The hard parts of this were:
- How do I decode UTF-8 properly?
- How do I determine bad sequences?
- How do I decode these differently instead?
- How do I create a charset that Java can use?
- How do I link this so Linky will use it?
Well, questions 1 and 2 I had some prior knowledge about, but reading specs was still required. Question 3 was very simple once I realised, that the characters in UTF-8 below U+0100 is exactly the same as in ISO 8859-1. Question 4 was answered partly by reading the documentation for CharsetProvider and partly by this nice overview of Java and encodings. The fifth question was a simple matter of classpath.

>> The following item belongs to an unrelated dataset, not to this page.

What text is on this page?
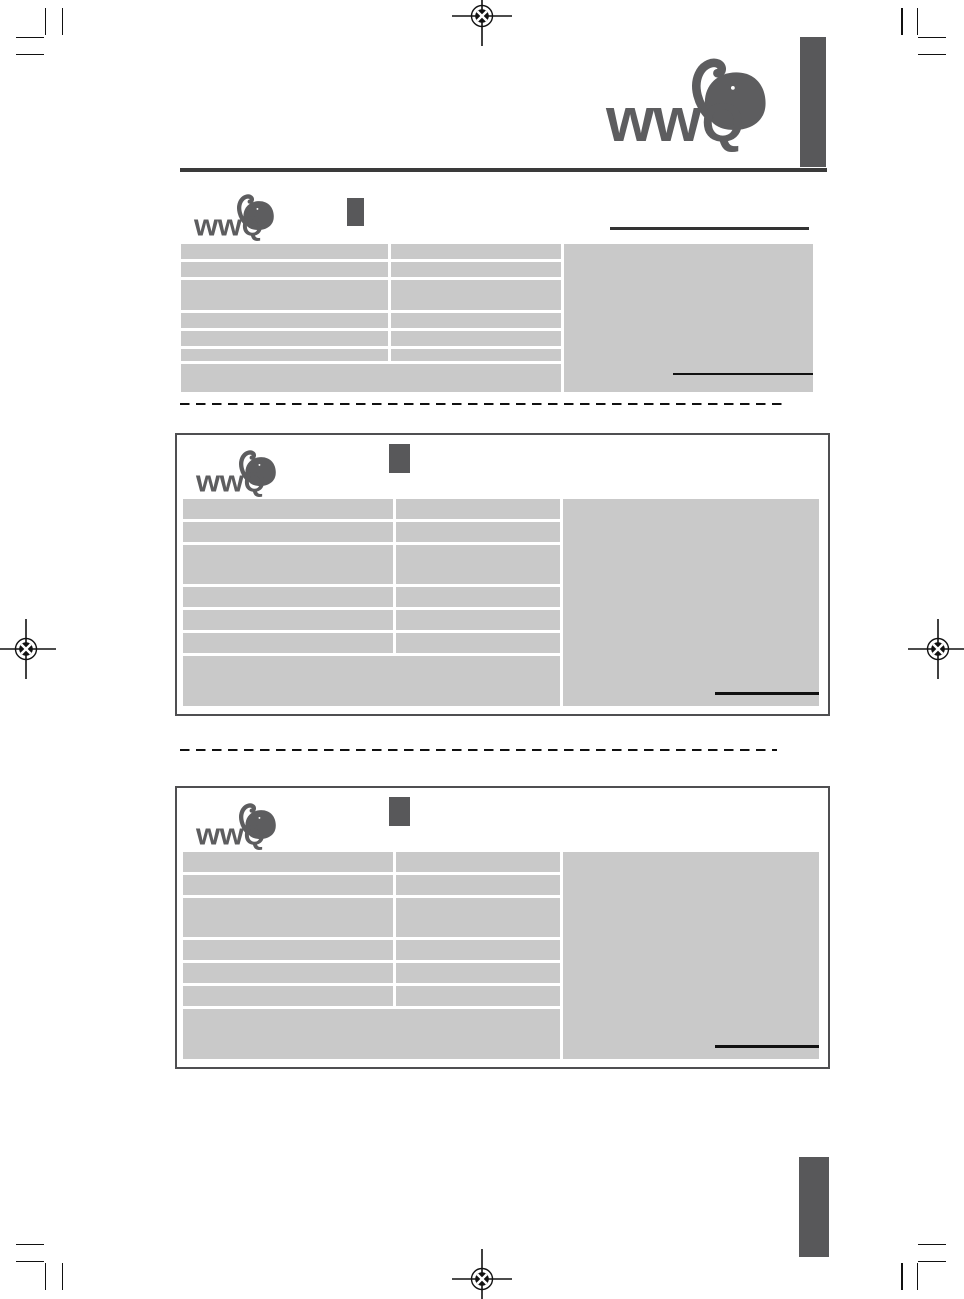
ww Q
ww Q
ww Q
ww Q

To get to the main part of the whole deal, the decodeLoop-implementation for X-UTF-8-Failover looks like this:
- protected CoderResult decodeLoop(ByteBuffer in, CharBuffer out) {
- int inPos = in.position();
- try {
- while (in.hasRemaining()) {
- char c;
- byte b1 = in.get();
- int highNibble = (b1 >> 4) & 0xF;
- switch (highNibble) {
- case 0:
- case 1:
- case 2:
- case 3:
- case 4:
- case 5:
- case 6:
- case 7:
- if (out.remaining() < 1)
- return CoderResult.OVERFLOW;
- out.put((char) b1);
- inPos = in.position();
- break;
- case 0xC:
- case 0xD:
- byte b2;
- if (in.remaining() < 1)
- return CoderResult.UNDERFLOW;
- if (out.remaining() < 1)
- return CoderResult.OVERFLOW;
- if (!isContinuation(b2 = in.get())) {
- // put second char back by rewinding, putting and re-rewinding
- in.position(in.position()-1);
- in.put(b2);
- in.position(in.position()-1);
- // update last read legal position
- inPos = in.position();
- // append byte directly used
- out.append((char) (b1 & 0xFF));
- // break switch
- break;
- }
- c = (char) (((b1 & 0x1F) << 6) | (b2 & 0x3F));
- // check that we had the shortest encoding
- if (c <= 0x7F)
- return CoderResult.malformedForLength(2);
- out.put(c);
- inPos = in.position();
- break;
- case 0xE:
- byte b3;
- if (in.remaining() < 2)
- return CoderResult.UNDERFLOW;
- if (out.remaining() < 1)
- return CoderResult.OVERFLOW;
- if (!isContinuation(b2 = in.get())) {
- // put second char back by rewinding, putting and re-rewinding
- in.position(in.position()-1);
- in.put(b2);
- in.position(in.position()-1);
- // update last read legal position
- inPos = in.position();
- // append byte directly used
- out.append((char) (b1 & 0xFF));
- // break switch
- break;
- }
- if (!isContinuation(b3 = in.get())) {
- // put third char back by rewinding, putting and re-rewinding
- in.position(in.position()-1);
- in.put(b3);
- in.position(in.position()-1);
- // update last read legal position
- inPos = in.position();
- // append first and second byte directly used
- out.append((char) (b1 & 0xFF));
- out.append((char) (b2 & 0xFF));
- // break switch
- break;
- }
- c = (char) (((b1 & 0x0F) << 12) | ((b2 & 0x3F) << 6) | (b3 & 0x3F));
- // check that we had the shortest encoding
- if (c <= 0x7FF)
- return CoderResult.malformedForLength(3);
- out.put(c);
- inPos = in.position();
- break;
- default:
- // parse as latin 1
- out.append((char) (b1 & 0xFF));
- inPos = in.position();
- break;
- }
- }
- return CoderResult.UNDERFLOW;
- } finally {
- // In case we did a get(), then encountered an error, reset the
- // position to before the error. If there was no error, this
- // will benignly reset the position to the value it already has.
- in.position(inPos);
- }
- }
Complete source for this can be download here under the regular license.